DBMS_CLOUD Package Format Options for Avro, ORC, or Parquet

The format argument in DBMS_CLOUD specifies the format of source files.

The two ways to specify the format argument are:

format => '{"format_option" : “format_value” }'  

And:

format => json_object('format_option' value 'format_value'))

Examples:

format => json_object('type' VALUE 'CSV')

To specify multiple format options, separate the values with a ",".

For example:

format => json_object('ignoremissingcolumns' value 'true', 'removequotes' value 'true', 'dateformat' value 'YYYY-MM-DD-HH24-MI-SS', 'blankasnull' value 'true')
Format Option Description Syntax

maxvarchar

Controls the default maximum varchar2() length for character columns when creating external tables on Avro, ORC, or Parquet format files. The options are:

  • standard: Specifies that the length limit for varchar2() columns is 4000 bytes. This is equivalent to auto on systems with MAX_STRING_SIZE = standard.

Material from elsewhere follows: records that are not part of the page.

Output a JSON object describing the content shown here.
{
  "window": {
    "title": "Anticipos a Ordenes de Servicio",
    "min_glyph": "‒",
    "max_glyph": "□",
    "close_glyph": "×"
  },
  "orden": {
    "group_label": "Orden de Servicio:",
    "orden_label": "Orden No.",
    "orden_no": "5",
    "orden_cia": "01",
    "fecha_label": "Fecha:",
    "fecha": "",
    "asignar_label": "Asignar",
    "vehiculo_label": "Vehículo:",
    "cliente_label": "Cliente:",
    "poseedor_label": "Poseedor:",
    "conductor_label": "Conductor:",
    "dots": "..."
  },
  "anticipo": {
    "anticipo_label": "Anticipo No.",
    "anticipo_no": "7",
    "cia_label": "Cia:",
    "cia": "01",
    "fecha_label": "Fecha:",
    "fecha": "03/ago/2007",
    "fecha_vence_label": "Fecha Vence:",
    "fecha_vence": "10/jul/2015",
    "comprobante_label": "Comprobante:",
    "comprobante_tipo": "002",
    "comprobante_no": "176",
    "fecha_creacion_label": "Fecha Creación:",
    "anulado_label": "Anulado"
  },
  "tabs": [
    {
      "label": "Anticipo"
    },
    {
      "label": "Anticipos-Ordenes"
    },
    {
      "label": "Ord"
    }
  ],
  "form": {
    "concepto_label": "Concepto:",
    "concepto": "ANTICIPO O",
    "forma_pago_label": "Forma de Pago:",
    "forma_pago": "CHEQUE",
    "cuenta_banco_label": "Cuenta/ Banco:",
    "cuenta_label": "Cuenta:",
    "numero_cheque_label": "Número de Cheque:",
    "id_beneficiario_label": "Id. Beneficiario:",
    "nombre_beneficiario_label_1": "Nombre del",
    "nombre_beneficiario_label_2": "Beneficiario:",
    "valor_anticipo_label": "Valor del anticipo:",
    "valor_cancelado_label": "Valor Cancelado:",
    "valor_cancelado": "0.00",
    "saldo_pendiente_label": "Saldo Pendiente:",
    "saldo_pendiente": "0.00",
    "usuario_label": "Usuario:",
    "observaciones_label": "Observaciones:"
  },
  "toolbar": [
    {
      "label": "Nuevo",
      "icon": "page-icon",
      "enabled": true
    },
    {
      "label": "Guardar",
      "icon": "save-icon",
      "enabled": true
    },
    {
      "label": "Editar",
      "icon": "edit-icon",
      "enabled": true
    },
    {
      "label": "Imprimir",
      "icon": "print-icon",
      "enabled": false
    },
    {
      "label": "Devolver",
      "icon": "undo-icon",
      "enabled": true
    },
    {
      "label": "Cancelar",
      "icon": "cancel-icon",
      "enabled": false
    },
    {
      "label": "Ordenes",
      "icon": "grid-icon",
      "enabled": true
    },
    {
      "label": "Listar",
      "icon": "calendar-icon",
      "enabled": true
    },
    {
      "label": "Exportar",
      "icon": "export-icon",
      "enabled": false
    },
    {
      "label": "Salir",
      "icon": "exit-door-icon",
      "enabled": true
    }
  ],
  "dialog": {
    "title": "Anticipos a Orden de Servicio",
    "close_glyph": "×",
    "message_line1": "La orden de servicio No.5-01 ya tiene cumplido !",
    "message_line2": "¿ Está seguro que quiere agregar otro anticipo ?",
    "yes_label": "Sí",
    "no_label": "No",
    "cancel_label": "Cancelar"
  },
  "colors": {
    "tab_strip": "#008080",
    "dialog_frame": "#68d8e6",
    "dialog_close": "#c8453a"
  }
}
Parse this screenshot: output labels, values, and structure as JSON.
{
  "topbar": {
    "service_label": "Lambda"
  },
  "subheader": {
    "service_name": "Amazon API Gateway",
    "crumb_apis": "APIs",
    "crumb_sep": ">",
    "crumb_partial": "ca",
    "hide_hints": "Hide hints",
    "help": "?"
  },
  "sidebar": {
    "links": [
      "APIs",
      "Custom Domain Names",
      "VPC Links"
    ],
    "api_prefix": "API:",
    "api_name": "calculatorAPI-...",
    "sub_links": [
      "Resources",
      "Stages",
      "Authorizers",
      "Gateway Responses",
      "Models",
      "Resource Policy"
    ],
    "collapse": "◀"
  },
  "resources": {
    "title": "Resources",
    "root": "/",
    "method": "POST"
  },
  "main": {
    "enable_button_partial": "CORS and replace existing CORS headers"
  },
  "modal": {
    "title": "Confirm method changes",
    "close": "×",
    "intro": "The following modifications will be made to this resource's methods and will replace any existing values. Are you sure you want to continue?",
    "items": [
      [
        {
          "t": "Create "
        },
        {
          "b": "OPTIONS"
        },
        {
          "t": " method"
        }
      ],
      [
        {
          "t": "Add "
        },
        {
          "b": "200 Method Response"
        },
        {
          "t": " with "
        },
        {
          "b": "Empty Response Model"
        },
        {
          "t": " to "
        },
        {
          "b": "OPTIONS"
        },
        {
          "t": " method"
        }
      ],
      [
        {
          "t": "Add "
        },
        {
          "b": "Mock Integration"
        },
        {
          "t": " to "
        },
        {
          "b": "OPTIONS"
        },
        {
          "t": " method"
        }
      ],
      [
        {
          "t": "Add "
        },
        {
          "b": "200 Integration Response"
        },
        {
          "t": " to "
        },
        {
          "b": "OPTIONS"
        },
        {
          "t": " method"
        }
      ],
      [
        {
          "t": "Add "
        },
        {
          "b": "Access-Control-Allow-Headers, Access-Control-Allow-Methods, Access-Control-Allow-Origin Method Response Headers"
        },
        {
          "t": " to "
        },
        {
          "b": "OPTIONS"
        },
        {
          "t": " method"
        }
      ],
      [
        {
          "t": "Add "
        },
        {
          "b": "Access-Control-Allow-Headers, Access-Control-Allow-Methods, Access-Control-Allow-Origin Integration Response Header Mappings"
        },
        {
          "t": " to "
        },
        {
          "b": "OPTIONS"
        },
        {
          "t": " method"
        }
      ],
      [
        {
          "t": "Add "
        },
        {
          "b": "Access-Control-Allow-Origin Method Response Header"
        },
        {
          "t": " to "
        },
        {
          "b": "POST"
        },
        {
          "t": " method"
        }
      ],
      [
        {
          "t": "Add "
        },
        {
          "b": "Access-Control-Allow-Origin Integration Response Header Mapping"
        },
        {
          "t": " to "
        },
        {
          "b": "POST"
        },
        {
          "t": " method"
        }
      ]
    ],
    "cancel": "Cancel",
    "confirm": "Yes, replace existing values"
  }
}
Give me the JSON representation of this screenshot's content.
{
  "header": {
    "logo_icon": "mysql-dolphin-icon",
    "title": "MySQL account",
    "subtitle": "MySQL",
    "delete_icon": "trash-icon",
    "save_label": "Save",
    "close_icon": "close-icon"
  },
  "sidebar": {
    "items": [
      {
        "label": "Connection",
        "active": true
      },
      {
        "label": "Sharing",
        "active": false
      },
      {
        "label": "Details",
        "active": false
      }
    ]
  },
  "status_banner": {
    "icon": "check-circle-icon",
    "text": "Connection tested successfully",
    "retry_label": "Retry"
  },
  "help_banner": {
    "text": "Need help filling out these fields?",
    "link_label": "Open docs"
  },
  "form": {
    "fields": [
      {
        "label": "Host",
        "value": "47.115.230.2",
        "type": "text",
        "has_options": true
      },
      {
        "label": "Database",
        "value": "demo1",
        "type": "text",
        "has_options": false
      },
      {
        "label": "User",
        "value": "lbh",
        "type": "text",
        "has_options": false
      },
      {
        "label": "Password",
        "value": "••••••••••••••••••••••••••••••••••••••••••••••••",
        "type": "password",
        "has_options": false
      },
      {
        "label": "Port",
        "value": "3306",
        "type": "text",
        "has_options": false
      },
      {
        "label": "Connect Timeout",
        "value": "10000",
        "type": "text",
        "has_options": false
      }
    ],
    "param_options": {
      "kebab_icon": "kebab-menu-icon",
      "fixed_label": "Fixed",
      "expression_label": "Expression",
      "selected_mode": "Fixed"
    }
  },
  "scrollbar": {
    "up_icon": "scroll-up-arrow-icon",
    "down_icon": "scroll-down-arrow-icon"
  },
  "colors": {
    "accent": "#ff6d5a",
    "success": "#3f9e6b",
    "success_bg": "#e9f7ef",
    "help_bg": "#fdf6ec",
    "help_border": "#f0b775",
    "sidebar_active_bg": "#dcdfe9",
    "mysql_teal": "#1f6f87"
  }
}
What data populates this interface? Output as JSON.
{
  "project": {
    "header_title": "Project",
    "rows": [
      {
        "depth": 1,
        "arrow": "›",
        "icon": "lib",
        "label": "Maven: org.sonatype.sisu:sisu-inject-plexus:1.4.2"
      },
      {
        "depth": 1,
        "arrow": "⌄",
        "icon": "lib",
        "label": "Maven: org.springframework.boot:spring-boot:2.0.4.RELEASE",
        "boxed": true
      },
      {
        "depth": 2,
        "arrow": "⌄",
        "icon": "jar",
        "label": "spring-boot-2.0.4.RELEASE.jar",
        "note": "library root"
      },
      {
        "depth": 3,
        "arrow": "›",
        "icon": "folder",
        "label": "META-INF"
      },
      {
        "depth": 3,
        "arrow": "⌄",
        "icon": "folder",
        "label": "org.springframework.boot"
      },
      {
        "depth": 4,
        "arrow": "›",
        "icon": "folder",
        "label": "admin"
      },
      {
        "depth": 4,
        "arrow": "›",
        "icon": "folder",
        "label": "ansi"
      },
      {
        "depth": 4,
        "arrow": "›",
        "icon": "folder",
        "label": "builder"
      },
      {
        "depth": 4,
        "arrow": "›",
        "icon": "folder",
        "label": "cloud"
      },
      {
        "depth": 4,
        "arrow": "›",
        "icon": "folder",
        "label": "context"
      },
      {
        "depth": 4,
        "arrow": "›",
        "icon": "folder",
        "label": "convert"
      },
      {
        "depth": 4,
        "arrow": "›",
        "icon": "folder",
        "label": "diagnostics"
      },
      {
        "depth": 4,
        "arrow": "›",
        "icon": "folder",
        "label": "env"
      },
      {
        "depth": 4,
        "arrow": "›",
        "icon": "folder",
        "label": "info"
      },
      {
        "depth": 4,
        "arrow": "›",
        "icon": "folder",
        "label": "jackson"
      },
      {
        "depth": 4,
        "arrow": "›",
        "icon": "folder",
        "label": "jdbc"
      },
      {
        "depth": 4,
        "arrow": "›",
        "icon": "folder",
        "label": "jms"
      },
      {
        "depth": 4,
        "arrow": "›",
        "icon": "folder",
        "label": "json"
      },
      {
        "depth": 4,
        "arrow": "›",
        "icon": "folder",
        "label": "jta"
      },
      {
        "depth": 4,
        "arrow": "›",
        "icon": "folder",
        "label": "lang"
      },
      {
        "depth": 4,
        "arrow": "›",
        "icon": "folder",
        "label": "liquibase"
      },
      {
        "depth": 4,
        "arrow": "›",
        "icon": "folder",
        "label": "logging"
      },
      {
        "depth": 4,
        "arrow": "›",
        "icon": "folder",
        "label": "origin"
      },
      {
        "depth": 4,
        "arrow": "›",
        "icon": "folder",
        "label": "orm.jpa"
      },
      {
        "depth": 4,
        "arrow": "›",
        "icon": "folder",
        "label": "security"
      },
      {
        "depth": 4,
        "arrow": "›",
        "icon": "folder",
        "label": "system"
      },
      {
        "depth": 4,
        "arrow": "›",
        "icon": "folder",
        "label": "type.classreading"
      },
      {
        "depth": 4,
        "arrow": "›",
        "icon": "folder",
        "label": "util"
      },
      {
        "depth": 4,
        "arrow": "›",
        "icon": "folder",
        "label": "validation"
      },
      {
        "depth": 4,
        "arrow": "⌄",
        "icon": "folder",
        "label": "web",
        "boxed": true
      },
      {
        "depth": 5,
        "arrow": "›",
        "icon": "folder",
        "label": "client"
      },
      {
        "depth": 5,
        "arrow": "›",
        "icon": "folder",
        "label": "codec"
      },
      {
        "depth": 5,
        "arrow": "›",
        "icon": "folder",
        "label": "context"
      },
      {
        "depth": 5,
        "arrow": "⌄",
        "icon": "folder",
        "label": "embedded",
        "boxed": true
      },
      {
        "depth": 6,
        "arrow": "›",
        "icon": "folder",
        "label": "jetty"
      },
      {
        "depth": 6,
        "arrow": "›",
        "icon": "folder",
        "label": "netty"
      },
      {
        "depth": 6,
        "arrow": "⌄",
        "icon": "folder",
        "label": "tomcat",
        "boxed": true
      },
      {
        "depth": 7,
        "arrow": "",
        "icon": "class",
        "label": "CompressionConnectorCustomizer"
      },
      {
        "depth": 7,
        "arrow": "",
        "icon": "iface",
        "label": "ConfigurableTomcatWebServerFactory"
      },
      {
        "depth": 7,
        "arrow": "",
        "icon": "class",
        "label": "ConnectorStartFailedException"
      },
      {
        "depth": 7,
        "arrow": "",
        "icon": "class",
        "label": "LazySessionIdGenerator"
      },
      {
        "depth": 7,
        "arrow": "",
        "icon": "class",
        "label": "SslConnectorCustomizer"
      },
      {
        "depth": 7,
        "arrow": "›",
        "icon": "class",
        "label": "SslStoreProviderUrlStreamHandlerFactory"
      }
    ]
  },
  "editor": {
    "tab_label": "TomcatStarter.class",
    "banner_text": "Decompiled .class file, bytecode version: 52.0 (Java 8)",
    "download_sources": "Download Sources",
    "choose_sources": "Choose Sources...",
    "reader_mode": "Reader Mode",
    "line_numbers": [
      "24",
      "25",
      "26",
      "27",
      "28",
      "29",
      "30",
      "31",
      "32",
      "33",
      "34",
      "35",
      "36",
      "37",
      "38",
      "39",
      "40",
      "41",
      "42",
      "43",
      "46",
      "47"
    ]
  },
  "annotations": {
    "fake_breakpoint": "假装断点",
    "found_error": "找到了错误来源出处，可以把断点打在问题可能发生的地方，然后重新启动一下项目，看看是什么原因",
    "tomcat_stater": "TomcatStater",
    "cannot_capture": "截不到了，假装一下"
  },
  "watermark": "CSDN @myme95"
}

    On systems with MAX_STRING_SIZE = extended, when you create an external table on Avro, ORC, or Parquet and you specify maxvarchar as standard, this shortens character columns to varchar2(4000).

  • extended: Specifies that the length limit for varchar2() columns is 32767 bytes. This is equivalent to auto on systems with MAX_STRING_SIZE = extended. This value raises an error on systems with MAX_STRING_SIZE = standard.

  • auto: The system automatically picks the varchar2() maximum byte size, based on the MAX_STRING_SIZE value. The value auto is the default value for maxvarchar.

maxvarchar: standard | extended | auto

Default value:auto

regexuri

When the value of regexuri is set to TRUE, you can use wildcards as well as regular expressions in the file names in Cloud source file URIs.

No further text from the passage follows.